Let's simplify the code a little. Let's have matrices X
, C
, and F
and define the loop
for (i in 1:nrow(C)){
for (j in 1:nrow(F)){
for (k in 1:ncol(F)){
X[i, j] <- X[i, j] * C[i, k] ^ F[j, k]
}
}
}
Now let's step through what will happen as the loop iterates
i = 1; j = 1; k = 1 X[1, 1] <- X[1, 1] * C[1, 1] ^ F[1, 1]
i = 1; j = 1; k = 2 X[1, 1] <- X[1, 1] * C[1, 2] ^ F[1, 2]

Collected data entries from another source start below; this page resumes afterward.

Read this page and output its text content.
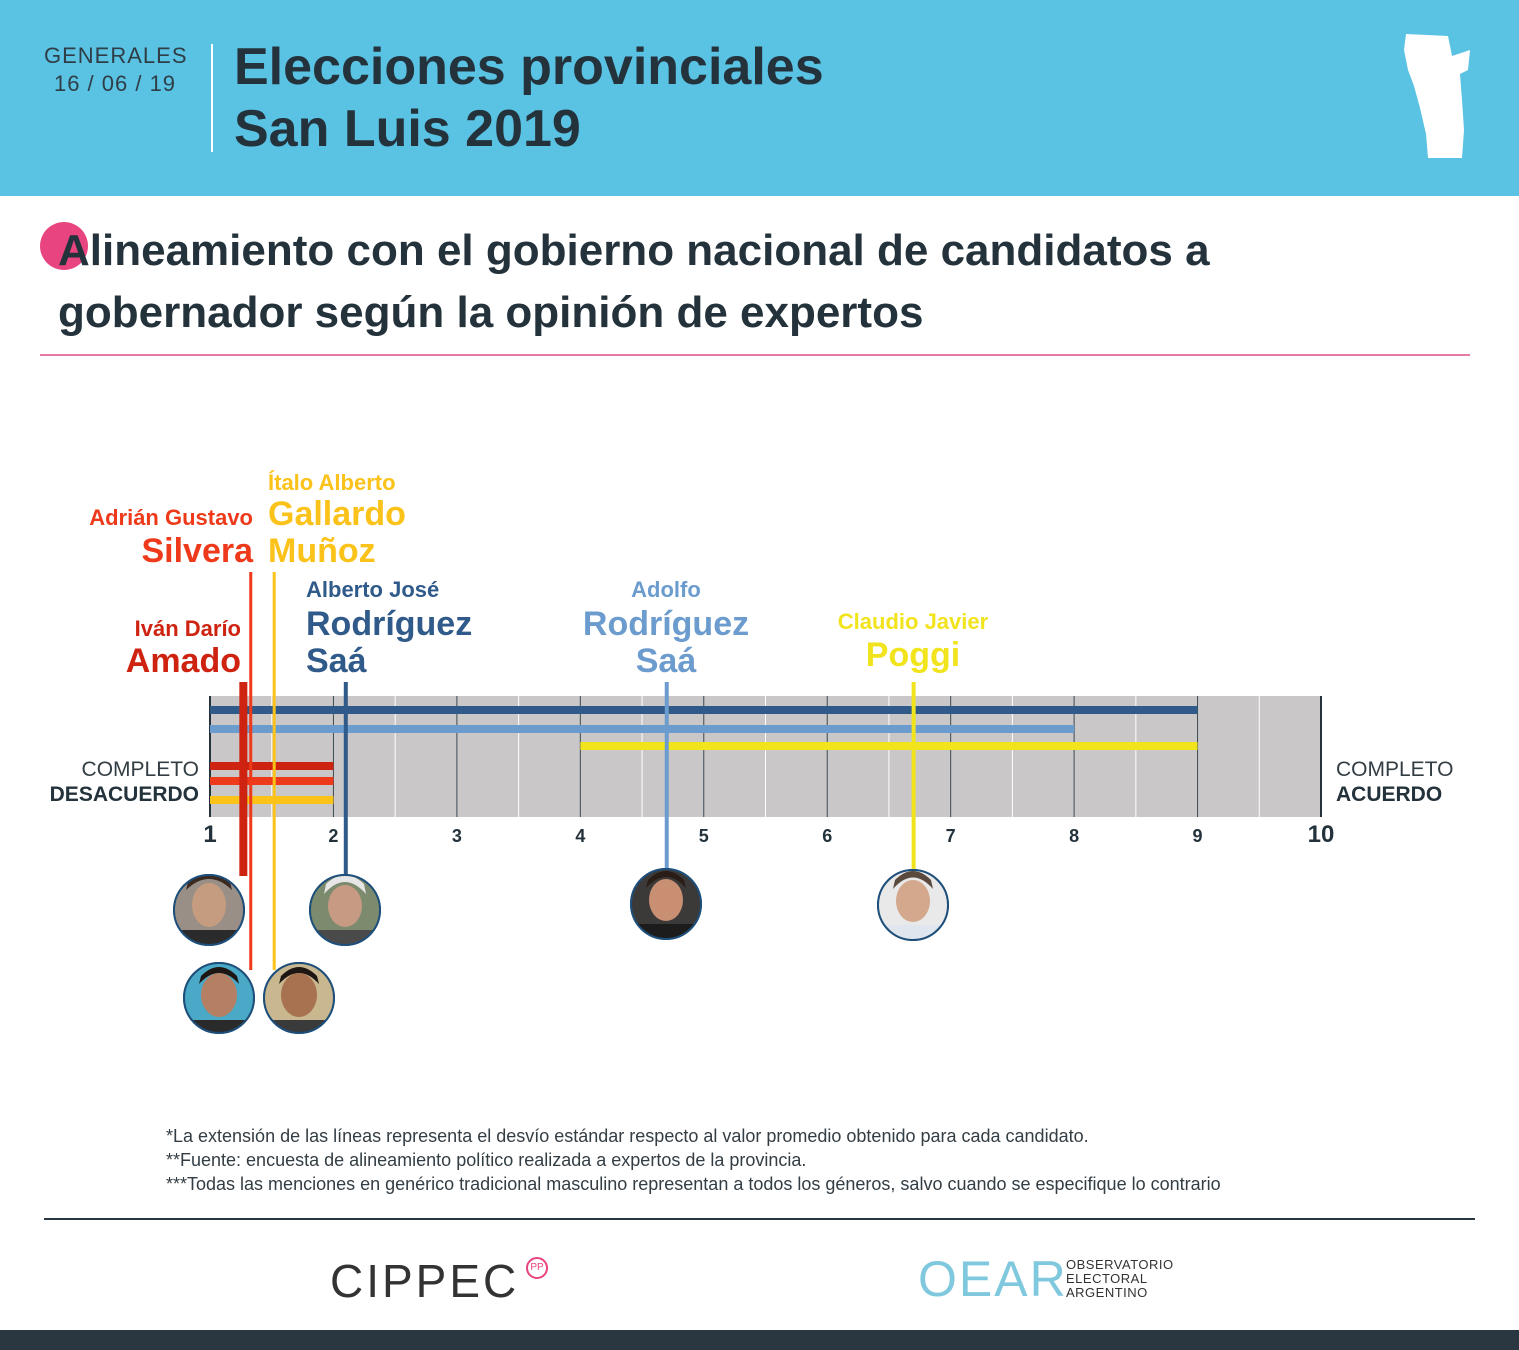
GENERALES
16 / 06 / 19 Elecciones provinciales
San Luis 2019
Alineamiento con el gobierno nacional de candidatos a
gobernador según la opinión de expertos
1	2	3	4	5	6	7	8	9	10
COMPLETO
DESACUERDO
COMPLETO
ACUERDO
Adrián Gustavo
Silvera
Ítalo Alberto
Gallardo Muñoz
Iván Darío
Amado
Alberto José
Rodríguez Saá
Adolfo
Rodríguez Saá
Claudio Javier
Poggi
*La extensión de las líneas representa el desvío estándar respecto al valor promedio obtenido para cada candidato.
**Fuente: encuesta de alineamiento político realizada a expertos de la provincia.
***Todas las menciones en genérico tradicional masculino representan a todos los géneros, salvo cuando se especifique lo contrario
CIPPEC	PP	OEAR
OBSERVATORIO
ELECTORAL
ARGENTINO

i = 1; j = 1; k = 3 X[1, 1] <- X[1, 1] * C[1, 3] ^ F[1, 3]
...
i = 1; j = 1; k = 30 X[1, 1] <- X[1, 1] * C[1, 30] ^ F[1, 30]
Ultimately, X[1, 1]
is dependent on C[1, 30]
and F[1, 30]
. You've done 29 iterations that have been overwritten. At this point, the loop will increment j
and you'll get
i = 1; j = 2; k = 1 X[1, 2] <- X[1, 2] * C[1, 1] ^ F[2, 1]
i = 1; j = 2; k = 2 X[1, 2] <- X[1, 2] * C[1, 2] ^ F[2, 2]
i = 1; j = 2; k = 3 X[1, 2] <- X[1, 2] * C[1, 3] ^ F[2, 3]
...
i = 1; j = 2; k = 30 X[1, 2] <- X[1, 2] * C[1, 30] ^ F[2, 30]
So X[1, 2]
is dependent on C[1, 30]
and F[2, 30]
.
Is this the behavior you are expecting?